So one of the main tenets of upscale shack living is being able to make something out of nothing. When I was about 5 years old (way back in the late 70’s), my grandpa Harry Prettyman taught me how to make a toy “tractor” from a wooden thread spool and a rubber band and a match stick. It was my favorite toy, and I was amazed that he could make something so cool out of nothing but junk. Grandpa Harry was born into rural poverty in Oklahoma in 1914, at a time when kids either entertained themselves with homemade toys or did without. There was no money for shoes, let alone store bought toys. Not that there was a lot of time for playing with toys, as kids started working almost as soon as they could walk. But when kids did have time to play, this is the kind of toy they would play with on the dirt floors of their upscale shacks in places like Turkey Ford, Oklahoma on the Cowskin Prairie.
Here’s one such example, there are many variations, but the basic concept is the same.

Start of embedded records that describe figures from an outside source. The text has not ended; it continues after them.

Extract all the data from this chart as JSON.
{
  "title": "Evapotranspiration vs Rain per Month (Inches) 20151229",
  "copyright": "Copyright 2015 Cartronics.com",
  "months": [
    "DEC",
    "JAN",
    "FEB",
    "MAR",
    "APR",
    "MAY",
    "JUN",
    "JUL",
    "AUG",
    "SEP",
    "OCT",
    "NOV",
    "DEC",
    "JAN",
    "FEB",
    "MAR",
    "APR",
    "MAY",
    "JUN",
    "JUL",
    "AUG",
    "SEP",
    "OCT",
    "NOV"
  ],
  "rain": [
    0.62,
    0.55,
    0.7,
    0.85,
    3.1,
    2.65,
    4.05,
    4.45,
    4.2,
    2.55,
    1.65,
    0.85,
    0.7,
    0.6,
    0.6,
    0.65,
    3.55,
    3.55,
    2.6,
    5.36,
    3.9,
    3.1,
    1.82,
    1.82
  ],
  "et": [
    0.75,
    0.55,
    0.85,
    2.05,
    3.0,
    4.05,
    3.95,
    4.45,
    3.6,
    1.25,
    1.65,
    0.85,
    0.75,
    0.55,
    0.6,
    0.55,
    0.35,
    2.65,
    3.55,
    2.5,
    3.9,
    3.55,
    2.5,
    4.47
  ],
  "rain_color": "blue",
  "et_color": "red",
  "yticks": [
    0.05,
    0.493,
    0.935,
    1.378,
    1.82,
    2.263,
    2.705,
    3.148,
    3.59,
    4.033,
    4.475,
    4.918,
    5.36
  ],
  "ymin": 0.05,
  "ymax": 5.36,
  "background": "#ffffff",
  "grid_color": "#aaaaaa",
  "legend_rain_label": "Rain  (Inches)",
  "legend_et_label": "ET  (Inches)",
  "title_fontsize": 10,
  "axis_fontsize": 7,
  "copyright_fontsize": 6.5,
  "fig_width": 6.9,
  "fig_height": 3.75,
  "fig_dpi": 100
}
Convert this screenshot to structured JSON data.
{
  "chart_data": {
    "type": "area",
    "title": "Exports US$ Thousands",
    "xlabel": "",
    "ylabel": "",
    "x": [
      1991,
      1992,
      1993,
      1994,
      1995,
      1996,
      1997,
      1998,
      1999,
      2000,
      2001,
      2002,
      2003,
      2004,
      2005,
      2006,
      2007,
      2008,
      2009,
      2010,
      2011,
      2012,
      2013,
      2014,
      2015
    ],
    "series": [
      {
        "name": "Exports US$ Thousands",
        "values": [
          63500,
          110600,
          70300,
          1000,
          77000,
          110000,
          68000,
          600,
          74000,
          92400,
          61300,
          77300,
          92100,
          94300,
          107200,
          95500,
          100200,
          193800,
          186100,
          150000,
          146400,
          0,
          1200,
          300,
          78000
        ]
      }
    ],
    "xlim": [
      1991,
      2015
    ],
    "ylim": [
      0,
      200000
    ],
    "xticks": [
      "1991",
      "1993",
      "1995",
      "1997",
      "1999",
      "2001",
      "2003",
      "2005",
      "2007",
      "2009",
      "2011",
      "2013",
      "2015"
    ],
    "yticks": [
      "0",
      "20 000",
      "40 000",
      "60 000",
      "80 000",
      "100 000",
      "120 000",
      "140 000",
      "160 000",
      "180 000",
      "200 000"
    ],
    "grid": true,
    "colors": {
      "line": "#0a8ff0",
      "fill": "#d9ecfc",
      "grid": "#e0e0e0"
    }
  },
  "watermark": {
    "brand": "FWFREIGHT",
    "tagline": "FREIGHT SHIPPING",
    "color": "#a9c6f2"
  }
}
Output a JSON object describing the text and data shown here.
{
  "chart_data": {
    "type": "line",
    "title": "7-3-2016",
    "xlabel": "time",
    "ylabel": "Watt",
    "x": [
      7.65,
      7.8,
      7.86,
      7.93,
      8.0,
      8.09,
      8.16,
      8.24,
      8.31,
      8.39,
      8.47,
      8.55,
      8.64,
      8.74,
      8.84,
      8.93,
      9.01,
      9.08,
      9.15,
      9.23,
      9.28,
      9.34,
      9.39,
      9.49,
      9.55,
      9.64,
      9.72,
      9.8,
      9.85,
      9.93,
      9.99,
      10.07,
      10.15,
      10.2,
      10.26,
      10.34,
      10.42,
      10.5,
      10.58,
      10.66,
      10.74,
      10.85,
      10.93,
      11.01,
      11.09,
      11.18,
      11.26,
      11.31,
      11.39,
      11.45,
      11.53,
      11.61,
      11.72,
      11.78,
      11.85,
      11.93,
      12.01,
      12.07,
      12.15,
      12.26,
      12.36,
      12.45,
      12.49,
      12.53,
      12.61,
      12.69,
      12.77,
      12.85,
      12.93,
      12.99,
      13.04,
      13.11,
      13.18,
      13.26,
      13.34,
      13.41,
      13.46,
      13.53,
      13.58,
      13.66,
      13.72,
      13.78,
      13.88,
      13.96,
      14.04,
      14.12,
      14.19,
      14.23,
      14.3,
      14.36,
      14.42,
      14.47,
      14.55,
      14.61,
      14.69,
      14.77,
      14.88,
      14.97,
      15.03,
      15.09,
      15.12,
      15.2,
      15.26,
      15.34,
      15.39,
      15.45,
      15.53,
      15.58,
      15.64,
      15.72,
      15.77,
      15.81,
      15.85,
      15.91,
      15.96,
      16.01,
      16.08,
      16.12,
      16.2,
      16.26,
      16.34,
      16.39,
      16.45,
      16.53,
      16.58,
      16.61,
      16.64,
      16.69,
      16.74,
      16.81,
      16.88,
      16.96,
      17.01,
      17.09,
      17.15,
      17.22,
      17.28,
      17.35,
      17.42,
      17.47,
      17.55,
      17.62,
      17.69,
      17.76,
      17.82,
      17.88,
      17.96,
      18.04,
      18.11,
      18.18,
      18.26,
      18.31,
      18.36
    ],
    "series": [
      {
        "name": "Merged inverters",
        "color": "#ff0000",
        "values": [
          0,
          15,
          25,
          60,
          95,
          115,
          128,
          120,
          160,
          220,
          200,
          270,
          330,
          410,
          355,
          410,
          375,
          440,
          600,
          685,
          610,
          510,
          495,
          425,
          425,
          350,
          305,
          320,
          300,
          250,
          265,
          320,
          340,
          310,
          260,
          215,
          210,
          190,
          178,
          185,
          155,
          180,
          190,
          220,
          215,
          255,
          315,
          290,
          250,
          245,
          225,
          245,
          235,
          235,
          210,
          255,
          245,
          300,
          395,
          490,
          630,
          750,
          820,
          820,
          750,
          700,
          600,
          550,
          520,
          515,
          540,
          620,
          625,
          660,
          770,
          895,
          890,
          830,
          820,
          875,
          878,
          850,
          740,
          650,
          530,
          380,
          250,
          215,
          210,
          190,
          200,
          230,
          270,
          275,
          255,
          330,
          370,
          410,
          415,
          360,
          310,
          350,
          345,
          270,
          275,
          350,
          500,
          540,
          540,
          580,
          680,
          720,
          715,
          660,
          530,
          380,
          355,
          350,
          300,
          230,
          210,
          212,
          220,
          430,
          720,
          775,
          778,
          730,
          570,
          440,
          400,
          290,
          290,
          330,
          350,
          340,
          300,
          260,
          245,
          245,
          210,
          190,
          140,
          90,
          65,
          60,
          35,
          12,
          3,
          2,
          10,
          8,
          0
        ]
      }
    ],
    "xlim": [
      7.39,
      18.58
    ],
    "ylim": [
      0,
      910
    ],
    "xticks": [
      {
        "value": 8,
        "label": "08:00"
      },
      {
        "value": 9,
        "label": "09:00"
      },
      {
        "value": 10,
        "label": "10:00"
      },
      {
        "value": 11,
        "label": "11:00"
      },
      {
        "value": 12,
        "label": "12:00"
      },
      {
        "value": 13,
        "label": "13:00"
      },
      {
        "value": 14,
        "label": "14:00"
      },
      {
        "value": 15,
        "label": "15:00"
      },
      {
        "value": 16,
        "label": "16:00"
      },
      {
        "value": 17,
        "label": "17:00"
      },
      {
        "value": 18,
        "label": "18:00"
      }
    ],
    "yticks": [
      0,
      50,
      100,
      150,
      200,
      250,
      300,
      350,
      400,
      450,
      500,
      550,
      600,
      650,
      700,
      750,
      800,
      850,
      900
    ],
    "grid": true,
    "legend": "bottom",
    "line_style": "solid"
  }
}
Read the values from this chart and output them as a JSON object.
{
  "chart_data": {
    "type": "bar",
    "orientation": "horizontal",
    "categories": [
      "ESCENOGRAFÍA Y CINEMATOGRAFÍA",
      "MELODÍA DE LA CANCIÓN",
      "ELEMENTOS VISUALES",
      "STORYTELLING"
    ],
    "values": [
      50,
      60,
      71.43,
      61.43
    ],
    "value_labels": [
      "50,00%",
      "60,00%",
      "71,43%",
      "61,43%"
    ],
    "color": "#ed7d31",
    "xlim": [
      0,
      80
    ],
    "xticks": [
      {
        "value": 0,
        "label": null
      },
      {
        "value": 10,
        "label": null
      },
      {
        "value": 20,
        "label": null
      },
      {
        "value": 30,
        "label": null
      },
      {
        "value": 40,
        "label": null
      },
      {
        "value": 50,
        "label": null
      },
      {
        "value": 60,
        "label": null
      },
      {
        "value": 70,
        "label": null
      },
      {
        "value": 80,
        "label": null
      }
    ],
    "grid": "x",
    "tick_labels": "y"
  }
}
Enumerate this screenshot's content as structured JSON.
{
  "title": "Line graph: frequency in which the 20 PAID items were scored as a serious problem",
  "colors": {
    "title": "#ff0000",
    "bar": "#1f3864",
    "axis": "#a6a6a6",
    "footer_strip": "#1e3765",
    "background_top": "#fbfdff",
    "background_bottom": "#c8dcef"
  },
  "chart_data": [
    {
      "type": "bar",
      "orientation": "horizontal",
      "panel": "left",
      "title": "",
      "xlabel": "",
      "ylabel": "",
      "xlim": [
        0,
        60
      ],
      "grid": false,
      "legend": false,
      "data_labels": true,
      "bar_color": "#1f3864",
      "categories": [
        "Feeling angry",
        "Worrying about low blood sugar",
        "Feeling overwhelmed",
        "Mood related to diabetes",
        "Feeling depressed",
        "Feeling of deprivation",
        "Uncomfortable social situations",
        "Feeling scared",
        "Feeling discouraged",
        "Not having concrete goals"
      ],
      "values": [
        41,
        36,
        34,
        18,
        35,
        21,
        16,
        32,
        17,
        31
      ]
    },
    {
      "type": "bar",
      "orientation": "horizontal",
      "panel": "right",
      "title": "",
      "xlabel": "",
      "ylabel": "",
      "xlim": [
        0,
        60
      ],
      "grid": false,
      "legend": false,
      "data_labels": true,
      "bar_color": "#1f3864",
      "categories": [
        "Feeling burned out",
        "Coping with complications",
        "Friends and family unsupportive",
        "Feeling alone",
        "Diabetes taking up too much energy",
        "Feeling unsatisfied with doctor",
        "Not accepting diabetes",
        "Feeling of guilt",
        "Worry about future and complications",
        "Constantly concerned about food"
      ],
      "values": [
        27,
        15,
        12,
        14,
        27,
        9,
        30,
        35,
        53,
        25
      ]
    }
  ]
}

The ability to make something out of nothing is also pretty much how the blues were born. In the rural south, young kids would make a homemade guitar out of a cigar box and a broom handle, and thus the birth of America’s greatest contribution to music, the blues, which also gave rise to rock and roll. Here’s a great video where Scott Ainslie explains the cigar box guitar and demonstrates its use.
Here the incomparable Seasick Steve plays the one-string diddley bow, his is made from a scrap 2×4, a can of corn and a piece of wire. Truly something from nothing.
Steve epitomizes the upscale shack lifestyle. This song pretty much says it all. “I started out with nothin and I’ve still got most of it left.”